Like many other websites looking to boost their traffic, we couldn’t resist calling attention to a few hot bodies. Back in the day, Golgi Bodies were a hot research focus, and for good reason–these mini protein boot camps put the final touches on our critical cellular proteins before sending them on to their job assignments. With miRNAs grabbing worldwide attention in recent years, P-bodies, our cellular RNA recycling centers, took the title in the 2007-2008 research season. Midway through 2009, it looks like gene bodies are taking a commanding lead in the race for the crown.
It wasn’t that long ago that the untranslated regions (UTRs) of our genes were THE regulatory hotbed, while coding sequences were limited to some splicing/editing. Now there’s heaps of evidence suggesting that there’s plenty of regulatory action in our previously under appreciated gene bodies. We couldn’t help but notice several recent publications where researchers studying DNA methylation expanded their studies well outside the 5’ UTR, into the gene body, and turned up some very interesting data in the process.
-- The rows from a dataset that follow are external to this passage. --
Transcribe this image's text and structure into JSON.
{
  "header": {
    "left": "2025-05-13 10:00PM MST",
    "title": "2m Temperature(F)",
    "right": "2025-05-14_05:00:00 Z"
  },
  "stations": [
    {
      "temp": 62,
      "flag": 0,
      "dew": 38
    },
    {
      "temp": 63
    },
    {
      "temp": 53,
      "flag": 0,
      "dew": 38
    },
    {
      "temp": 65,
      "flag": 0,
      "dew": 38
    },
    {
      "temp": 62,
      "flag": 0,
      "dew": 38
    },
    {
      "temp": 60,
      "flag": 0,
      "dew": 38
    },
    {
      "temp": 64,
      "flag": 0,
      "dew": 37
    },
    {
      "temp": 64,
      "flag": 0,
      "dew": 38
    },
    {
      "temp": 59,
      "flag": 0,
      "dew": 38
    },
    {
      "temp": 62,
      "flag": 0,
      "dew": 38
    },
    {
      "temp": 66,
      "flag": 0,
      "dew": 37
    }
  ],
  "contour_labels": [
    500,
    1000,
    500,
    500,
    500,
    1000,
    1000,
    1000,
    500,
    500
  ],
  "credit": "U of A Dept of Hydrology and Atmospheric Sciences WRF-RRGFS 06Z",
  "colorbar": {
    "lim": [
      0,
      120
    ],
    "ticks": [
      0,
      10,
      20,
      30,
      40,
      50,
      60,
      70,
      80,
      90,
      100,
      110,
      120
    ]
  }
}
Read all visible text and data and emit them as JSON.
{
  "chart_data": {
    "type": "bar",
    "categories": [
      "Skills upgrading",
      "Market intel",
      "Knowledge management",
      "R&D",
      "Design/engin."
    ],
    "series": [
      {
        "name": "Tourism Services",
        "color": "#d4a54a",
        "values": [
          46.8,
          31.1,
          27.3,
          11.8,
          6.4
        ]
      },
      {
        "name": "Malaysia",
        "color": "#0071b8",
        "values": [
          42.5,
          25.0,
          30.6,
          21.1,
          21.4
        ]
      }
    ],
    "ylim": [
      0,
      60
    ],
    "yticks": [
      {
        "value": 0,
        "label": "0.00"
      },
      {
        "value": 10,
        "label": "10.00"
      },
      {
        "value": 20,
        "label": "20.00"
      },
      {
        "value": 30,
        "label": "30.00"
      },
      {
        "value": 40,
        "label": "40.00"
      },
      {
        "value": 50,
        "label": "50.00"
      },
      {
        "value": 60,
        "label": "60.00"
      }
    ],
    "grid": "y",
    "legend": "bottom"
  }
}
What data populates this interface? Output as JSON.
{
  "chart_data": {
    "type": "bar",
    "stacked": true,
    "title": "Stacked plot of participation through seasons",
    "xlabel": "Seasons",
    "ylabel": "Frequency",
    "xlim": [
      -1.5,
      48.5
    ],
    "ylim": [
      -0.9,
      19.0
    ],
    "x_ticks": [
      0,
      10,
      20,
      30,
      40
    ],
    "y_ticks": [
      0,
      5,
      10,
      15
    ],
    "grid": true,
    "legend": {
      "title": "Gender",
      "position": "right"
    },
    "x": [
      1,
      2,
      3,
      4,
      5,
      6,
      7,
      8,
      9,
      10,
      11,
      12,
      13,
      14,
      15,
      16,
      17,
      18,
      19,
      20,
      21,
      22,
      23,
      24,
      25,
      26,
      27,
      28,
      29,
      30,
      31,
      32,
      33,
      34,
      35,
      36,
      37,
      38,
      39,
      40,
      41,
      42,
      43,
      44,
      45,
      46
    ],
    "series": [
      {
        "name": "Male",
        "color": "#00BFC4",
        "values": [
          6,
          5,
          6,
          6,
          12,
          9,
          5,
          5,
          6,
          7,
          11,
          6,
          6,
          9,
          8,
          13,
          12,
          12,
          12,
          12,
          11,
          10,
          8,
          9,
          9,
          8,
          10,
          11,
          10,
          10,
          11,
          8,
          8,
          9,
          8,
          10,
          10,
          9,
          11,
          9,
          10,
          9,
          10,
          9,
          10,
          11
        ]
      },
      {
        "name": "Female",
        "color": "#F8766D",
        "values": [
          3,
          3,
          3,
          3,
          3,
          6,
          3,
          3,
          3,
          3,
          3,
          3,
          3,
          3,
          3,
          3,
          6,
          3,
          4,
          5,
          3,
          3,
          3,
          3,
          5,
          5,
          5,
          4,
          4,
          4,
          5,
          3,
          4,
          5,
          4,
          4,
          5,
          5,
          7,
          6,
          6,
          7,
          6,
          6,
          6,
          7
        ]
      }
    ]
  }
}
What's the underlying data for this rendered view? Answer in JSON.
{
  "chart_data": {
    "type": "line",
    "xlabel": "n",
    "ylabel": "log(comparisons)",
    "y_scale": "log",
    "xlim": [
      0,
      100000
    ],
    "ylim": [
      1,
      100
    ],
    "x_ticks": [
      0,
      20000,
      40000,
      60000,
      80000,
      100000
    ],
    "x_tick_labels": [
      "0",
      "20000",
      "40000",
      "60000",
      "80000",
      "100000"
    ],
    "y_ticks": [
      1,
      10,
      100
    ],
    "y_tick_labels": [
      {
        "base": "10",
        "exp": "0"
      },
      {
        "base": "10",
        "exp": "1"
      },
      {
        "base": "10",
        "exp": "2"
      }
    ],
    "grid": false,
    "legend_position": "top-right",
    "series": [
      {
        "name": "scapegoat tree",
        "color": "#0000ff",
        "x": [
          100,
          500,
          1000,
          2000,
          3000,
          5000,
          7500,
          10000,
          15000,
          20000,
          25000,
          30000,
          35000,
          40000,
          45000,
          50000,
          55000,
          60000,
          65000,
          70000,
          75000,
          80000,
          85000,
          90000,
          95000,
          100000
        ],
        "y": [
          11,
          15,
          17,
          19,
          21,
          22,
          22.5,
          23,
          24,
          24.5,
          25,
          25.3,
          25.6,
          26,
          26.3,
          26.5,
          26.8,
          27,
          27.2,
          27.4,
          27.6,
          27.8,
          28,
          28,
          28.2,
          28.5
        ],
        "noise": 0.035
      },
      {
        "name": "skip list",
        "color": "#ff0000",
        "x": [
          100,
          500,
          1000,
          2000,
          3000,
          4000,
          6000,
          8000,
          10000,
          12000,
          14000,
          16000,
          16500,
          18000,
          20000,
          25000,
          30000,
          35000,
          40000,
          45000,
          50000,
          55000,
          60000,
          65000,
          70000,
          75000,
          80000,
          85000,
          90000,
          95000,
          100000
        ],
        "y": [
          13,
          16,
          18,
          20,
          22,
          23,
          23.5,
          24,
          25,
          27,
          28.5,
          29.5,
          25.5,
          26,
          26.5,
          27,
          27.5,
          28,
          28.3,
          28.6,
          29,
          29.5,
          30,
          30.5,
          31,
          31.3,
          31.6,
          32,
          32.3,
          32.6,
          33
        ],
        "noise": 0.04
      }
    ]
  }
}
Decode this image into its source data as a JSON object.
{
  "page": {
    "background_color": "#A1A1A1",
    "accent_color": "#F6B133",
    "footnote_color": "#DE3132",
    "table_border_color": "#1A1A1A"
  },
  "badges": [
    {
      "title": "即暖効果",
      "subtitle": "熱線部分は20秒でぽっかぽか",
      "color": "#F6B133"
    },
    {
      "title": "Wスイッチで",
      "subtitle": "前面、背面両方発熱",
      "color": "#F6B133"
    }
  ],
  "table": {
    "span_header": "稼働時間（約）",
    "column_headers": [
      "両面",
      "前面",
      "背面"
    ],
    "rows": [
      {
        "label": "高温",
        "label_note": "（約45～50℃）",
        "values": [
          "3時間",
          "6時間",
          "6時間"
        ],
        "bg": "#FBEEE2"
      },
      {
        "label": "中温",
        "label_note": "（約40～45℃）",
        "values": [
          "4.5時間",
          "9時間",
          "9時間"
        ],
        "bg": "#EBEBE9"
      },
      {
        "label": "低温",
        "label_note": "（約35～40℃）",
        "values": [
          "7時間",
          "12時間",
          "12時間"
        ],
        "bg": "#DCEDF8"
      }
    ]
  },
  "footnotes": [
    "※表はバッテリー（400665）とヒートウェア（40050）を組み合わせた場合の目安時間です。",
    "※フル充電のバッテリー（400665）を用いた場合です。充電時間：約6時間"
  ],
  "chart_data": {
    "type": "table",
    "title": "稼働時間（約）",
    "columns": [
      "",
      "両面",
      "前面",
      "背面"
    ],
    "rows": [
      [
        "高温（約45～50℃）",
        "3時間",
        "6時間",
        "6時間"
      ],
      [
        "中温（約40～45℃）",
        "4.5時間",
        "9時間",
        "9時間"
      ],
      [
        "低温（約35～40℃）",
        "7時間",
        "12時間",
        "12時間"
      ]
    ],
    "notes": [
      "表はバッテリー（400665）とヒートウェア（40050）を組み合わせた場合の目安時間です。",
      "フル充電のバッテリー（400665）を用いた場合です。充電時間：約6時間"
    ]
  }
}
- A couple months back in Nature Biotechnology (April 2009), Ball et al., interrogated CpG Methylation at single base resolution, both at the genome-wide level with methyl-sensitive cut counting (MSCC) and in a targeted setting with bisulfite padlock probes (BSPP). In what was more of a proof of principle paper for these methods, the team still managed to call attention to the significant amount of functionally elusive gene body methylation in the regions studied and further supported recent evidence highlighting the increased differential methylation in intermediate CpG density promoters vs. low/high CpG density promoters.
- Then, in The EMBO Journal (April 2009), we saw featured work from Miura and colleagues highlighting novel gene-body methylation in Arabidopsis. Utilizing whole-genome bisulfite profiling, they analyzed differential methylation targeting in a mutant background lacking functional IBM1, an H3K9me demethylase. They found drastic gene-body hypermethylation upon loss of IBM1, with differential effects on transcription; highlight the emerging, complex story behind gene-body methylation and epigenetic regulation.
- Just last month in Lande’s Epigenetics (May 2009), a team led by Liselotte Bäckdahl showed how gene body methylation could be used to discriminate undifferentiated from differentiated ES cells. They utilized MeDIP-Chip screen to find differentially methylated regions, or DMRs. Their data uncovered NS-specific hypermethylation in the gene-body of Ddah2, a key enzyme in the nitric oxide pathway. They go on to show a significant increase in Ddah2 mRNA levels in the hypermethylated NS cells – yet one more piece of evidence implicating gene-body methylation in regulation.
Several groups have provided evidence linking gene body methylation and transcription, but there are still more questions than answers, so we’re looking forward to following this hot body (in a completely non-creepy way of course) into the foreseeable future. If you’re looking for a quick way to firm and tone your gene body knowledge, check these pubs out:
- Nature Biotechnology (April 2009), Ball et al.
- EMBO (April 2009), Miura et al
- Epigenetics (May 2009), Bäckdahl et al.